Mimickers. (Table 3) Imitators of oculomotor palsy are extraocular myopathy, myasthenia
gravis, trochlear nerve palsy, internuclear ophthalmoplegia, and skew deviation. Extraocular
myopathy is most commonly due to inflammation (Graves disease, idiopathic orbital
inflammation, connective tissue diseases). Signs of orbital congestion (proptosis, soft tissue
swelling, conjunctival hyperemia) will usually be present, although there are indolent forms
without such features. Myasthenia gravis may fortuitously affect only those muscles served by
the oculomotor nerve, but more commonly it also affects other extraocular muscles and
causes ptosis and weakness in forced lid closure, mouth closure, neck and shoulder
extension, and hip flexion. Difficulty breathing, chewing, and swallowing (“bulbar
manifestations”) may also be present.
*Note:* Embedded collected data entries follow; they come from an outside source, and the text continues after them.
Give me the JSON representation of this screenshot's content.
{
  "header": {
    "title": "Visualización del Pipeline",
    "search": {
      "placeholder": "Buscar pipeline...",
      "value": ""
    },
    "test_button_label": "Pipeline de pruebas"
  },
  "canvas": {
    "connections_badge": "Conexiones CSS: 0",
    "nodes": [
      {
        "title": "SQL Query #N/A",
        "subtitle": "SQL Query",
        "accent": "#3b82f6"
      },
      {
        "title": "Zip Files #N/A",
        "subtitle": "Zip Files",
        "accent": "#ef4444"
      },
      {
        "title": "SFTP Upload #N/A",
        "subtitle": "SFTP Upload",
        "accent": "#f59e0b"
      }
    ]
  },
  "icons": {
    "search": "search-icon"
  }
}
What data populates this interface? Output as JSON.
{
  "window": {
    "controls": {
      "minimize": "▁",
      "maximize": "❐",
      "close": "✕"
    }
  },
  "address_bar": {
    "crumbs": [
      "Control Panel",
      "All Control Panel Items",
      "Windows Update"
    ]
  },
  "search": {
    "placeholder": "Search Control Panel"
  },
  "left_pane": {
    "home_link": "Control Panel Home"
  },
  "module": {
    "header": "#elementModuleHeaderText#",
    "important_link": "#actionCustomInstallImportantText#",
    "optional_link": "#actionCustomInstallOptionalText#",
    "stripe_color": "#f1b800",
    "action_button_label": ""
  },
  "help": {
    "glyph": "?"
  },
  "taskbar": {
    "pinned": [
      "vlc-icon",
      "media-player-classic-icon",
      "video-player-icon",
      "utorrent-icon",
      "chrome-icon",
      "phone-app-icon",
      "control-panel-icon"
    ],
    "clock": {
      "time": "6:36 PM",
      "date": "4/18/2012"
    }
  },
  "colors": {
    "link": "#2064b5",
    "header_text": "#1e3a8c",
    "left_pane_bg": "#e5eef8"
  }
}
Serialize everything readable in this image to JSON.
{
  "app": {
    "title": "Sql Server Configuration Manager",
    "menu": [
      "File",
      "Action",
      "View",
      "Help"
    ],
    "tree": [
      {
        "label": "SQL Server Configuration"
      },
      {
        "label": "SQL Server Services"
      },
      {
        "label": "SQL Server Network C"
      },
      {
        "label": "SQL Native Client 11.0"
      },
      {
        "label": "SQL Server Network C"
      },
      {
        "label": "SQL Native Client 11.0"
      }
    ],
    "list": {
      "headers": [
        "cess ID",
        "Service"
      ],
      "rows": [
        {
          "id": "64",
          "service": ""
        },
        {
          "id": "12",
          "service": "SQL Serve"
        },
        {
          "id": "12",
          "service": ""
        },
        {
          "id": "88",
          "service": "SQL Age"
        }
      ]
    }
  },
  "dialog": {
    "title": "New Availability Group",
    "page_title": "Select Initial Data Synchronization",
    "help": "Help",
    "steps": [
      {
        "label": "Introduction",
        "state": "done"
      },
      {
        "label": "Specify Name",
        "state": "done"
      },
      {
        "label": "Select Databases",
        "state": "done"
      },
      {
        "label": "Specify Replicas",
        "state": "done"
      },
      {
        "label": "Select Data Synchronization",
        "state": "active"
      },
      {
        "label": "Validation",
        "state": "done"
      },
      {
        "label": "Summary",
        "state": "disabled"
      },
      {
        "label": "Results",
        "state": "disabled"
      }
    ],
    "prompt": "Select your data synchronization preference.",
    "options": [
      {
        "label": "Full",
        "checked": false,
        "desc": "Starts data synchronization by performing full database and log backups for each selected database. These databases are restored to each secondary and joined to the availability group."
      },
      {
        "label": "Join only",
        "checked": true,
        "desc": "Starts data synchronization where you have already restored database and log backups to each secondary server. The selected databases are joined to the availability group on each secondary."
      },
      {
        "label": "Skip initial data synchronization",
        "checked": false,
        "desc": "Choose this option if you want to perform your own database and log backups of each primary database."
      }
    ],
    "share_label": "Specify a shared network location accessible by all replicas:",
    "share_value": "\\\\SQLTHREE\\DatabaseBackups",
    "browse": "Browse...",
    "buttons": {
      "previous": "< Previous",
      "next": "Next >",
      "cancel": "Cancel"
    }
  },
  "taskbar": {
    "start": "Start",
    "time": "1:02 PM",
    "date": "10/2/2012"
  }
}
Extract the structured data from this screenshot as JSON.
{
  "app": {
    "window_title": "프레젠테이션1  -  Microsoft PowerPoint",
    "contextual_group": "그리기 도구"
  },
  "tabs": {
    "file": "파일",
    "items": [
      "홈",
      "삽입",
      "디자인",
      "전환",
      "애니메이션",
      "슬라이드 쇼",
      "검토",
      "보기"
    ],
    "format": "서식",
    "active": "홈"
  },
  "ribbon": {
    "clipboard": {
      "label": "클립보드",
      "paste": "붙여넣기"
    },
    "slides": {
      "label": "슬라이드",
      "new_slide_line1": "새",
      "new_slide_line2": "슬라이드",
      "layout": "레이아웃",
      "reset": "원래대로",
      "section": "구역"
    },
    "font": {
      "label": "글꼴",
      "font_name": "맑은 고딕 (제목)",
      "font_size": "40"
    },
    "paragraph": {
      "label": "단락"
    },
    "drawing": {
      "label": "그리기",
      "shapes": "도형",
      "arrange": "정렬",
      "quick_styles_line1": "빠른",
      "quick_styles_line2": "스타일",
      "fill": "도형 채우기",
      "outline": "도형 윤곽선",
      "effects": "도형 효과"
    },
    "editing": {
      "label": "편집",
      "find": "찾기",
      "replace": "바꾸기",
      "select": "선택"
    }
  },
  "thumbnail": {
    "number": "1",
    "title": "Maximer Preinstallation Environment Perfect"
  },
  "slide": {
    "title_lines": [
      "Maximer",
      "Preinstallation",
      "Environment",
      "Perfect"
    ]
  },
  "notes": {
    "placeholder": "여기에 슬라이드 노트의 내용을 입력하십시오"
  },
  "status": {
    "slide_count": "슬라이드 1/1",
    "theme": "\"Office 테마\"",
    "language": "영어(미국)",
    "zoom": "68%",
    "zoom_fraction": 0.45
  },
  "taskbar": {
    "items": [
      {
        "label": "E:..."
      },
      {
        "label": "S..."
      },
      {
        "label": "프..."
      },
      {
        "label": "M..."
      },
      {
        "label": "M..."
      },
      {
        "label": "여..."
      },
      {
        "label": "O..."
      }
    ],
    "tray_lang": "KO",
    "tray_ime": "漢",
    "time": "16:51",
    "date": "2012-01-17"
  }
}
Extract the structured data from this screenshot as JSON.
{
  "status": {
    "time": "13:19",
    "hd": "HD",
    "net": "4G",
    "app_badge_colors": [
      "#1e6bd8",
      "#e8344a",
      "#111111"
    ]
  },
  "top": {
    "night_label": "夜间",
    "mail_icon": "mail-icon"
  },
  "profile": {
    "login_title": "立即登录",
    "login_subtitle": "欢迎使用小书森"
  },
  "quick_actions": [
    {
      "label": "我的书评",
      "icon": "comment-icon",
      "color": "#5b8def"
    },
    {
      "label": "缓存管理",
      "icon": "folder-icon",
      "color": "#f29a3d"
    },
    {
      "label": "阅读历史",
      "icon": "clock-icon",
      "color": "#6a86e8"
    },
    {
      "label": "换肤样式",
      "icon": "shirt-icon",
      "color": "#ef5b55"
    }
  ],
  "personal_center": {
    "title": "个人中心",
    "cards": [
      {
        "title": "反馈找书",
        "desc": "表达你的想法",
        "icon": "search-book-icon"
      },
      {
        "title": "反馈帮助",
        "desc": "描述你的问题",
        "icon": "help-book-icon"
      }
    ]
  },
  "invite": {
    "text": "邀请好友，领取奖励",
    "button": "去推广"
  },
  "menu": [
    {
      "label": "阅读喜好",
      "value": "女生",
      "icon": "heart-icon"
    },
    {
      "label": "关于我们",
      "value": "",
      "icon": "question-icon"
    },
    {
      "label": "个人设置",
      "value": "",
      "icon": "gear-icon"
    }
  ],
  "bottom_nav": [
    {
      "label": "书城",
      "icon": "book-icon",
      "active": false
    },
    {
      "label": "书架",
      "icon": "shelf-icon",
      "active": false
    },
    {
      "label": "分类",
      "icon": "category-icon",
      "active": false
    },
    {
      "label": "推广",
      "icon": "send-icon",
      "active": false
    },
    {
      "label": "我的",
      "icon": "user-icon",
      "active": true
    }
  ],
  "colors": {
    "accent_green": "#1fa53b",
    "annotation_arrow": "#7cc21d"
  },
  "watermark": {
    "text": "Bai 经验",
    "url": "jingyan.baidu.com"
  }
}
In trochlear nerve palsy (see below), the patient
typically reports seeing a torted image with one eye. In internuclear ophthalmoplegia, the eyes
are often aligned in straight ahead gaze, with exotropia developing on gaze to the side
contralateral to the palsy. Also, adduction of the affected eye is slow and often incomplete,
and abduction of the unaffected eye produces nystagmus. Often the patient achieves much
better adduction of the affected eye on convergence than on versions. In skew deviation,
vertical misalignment is present without horizontal or torsional misalignment; saccadic pursuit,
nystagmus, and limb or gait ataxia are frequent accompaniments.(35)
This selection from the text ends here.